The last two to three decades have seen a paradigm shift in the lives of almost everyone. The Internet and the web particularly have given a whole new meaning to the way we communicate and interact with each other. Web1.0 was all about connecting people and devices. Web2.0 was all about connecting people with each other. Recent years have seen the development of Web3.0 which is an entirely different ball game. Web3.0 is all about connecting people with machines and devices to create a more efficient and trustworthy internet. This new web is built on the back of blockchain technology which allows for decentralization, transparency, and security. One of the most exciting applications of this technology is the DAO or decentralized autonomous organization. With everything Web3.0, some concepts are harder to understand than others for now. With increased adoption, they will enter the mainstream sooner.
A full-time CFO may be a luxury few small businesses can justify. A feasible and recommended alternative to a full-time resource is a fractional CFO. This has the advantage of bringing a senior-level financial expert to the table but at a fraction the cost of a full-time resource. A fractional arrangement can work well indefinitely, and right up until a full-time CFO is needed. By basing key business decisions on relevant and accurate financial information, the business owner can avoid costly mistakes and reduce the risk of loss. Key decisions include those about financing the business, expansion or downsizing, whether to enter a new market or produce a new product; make or buy decisions and capital investments, to name a few.
The CFO function is evolving at lightspeed. With digital transformation and societal changes, the CFO role is rapidly turning into one of a “Chief Fiduciary Officer”, which is going beyond the traditional financials to look towards the future and lead long term value creation in a world of many unknown risks.
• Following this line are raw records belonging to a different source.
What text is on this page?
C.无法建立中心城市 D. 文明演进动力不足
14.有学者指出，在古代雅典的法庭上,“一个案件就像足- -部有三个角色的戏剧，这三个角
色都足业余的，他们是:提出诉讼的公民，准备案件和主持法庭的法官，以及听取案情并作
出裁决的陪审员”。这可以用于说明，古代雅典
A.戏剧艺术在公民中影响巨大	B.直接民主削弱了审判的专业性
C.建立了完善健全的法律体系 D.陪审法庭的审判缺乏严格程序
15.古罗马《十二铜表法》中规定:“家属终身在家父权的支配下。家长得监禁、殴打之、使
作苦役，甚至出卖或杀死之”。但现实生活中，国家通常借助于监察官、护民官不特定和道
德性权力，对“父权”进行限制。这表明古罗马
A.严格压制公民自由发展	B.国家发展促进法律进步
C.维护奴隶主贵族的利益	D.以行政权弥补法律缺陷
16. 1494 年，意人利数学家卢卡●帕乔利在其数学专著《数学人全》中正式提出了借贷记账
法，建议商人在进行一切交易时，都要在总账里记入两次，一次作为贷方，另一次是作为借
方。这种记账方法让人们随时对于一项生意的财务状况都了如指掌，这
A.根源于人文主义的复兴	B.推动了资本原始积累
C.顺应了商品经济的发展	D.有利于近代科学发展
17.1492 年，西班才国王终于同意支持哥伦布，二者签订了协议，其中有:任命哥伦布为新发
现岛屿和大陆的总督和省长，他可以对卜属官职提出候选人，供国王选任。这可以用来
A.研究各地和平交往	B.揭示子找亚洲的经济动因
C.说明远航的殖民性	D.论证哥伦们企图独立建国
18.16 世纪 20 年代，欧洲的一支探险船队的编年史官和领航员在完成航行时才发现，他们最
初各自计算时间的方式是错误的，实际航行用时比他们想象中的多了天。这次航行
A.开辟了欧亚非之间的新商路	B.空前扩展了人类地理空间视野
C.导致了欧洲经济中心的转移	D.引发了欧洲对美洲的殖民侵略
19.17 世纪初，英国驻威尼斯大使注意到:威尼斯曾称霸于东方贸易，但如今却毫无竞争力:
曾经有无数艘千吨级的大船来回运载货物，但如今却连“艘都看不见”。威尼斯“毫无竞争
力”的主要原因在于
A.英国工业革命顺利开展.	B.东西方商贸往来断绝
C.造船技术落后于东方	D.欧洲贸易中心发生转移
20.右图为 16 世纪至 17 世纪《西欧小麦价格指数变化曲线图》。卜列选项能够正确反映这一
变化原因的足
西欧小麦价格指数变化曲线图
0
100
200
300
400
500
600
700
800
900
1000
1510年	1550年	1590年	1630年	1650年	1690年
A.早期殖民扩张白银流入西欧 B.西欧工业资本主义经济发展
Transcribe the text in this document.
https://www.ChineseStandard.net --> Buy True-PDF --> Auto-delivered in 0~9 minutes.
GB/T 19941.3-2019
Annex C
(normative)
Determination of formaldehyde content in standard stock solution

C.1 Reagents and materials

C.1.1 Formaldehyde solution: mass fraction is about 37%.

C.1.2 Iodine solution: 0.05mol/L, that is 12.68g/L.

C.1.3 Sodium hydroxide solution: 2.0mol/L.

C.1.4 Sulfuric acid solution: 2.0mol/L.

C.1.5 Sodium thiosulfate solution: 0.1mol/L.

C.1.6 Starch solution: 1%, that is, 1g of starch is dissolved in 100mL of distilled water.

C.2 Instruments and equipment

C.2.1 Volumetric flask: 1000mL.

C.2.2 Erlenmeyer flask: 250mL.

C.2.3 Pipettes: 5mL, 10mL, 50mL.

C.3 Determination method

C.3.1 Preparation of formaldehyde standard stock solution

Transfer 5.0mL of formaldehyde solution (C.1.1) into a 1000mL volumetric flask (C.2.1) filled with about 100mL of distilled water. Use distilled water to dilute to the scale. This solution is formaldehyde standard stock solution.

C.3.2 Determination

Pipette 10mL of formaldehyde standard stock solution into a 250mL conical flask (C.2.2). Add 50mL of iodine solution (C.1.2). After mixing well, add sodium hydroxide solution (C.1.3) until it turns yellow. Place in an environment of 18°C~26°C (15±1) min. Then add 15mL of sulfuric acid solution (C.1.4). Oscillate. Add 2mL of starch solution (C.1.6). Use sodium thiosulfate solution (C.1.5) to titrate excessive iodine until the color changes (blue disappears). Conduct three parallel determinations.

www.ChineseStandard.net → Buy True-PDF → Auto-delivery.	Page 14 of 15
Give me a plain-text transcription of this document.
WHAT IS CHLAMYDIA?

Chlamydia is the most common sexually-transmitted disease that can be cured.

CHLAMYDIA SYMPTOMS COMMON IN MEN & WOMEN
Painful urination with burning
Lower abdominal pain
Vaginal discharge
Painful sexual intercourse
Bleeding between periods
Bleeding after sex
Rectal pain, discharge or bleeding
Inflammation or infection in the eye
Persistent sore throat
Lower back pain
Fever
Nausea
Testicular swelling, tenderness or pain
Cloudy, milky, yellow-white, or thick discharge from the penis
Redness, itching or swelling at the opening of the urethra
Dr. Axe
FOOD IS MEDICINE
Storytelling is a very powerful tool to engage and energize teams about value creation and potential pitfall areas. The traditional path of CFO usually starts with a solid foundation based on technical knowledge and then after about 15 years, the great leaders earn the coveted title.
Smaller companies, incubators and startups could not match the salaries that the full time CFO commanded on the world financial stage. The seeds for the concept of an Interim or Fractional CFO were planted in the mind of Sam McQuade almost 3 decades ago when he first entered the world of International Finance as an Entrepreneur Consultant in Geneva Switzerland after achieving his MBA/MA at European University. During this tumultuous time at the turn of the century on the international financial scene, Mr. McQuade was ahead of his time. He offered as needed financial consultation services for international behemoths the Swiss based Nestle Corporation and the US based medical device corporation Stryker. The focus of his services, which would years later be foundational in the concepts of Panterra was a new model in product development, manufacturing and marketing. Discover extra info on Sam McQuade CFO.
A fractional CFO helps determine how to get you from where you are to where you want to go. Growing a business requires strategic use of capital. For many fractional CFOs, one of their most important contributions will be providing a financial forecast that will act as a blueprint to achieve the growth in the most efficient, accelerated, and sustainable way possible. With a short-term (next 90 days), mid-term (rest of this year), and long-term (next 3-5 years) view of the business, a company can better anticipate its trajectory and cash position or requirements. It can make it easier to manage through the lean times, help determine when and how to secure loans or investments, anticipate future owner compensation, and help plan and prioritize future business decisions such as staffing, production, geographical expansion, etc.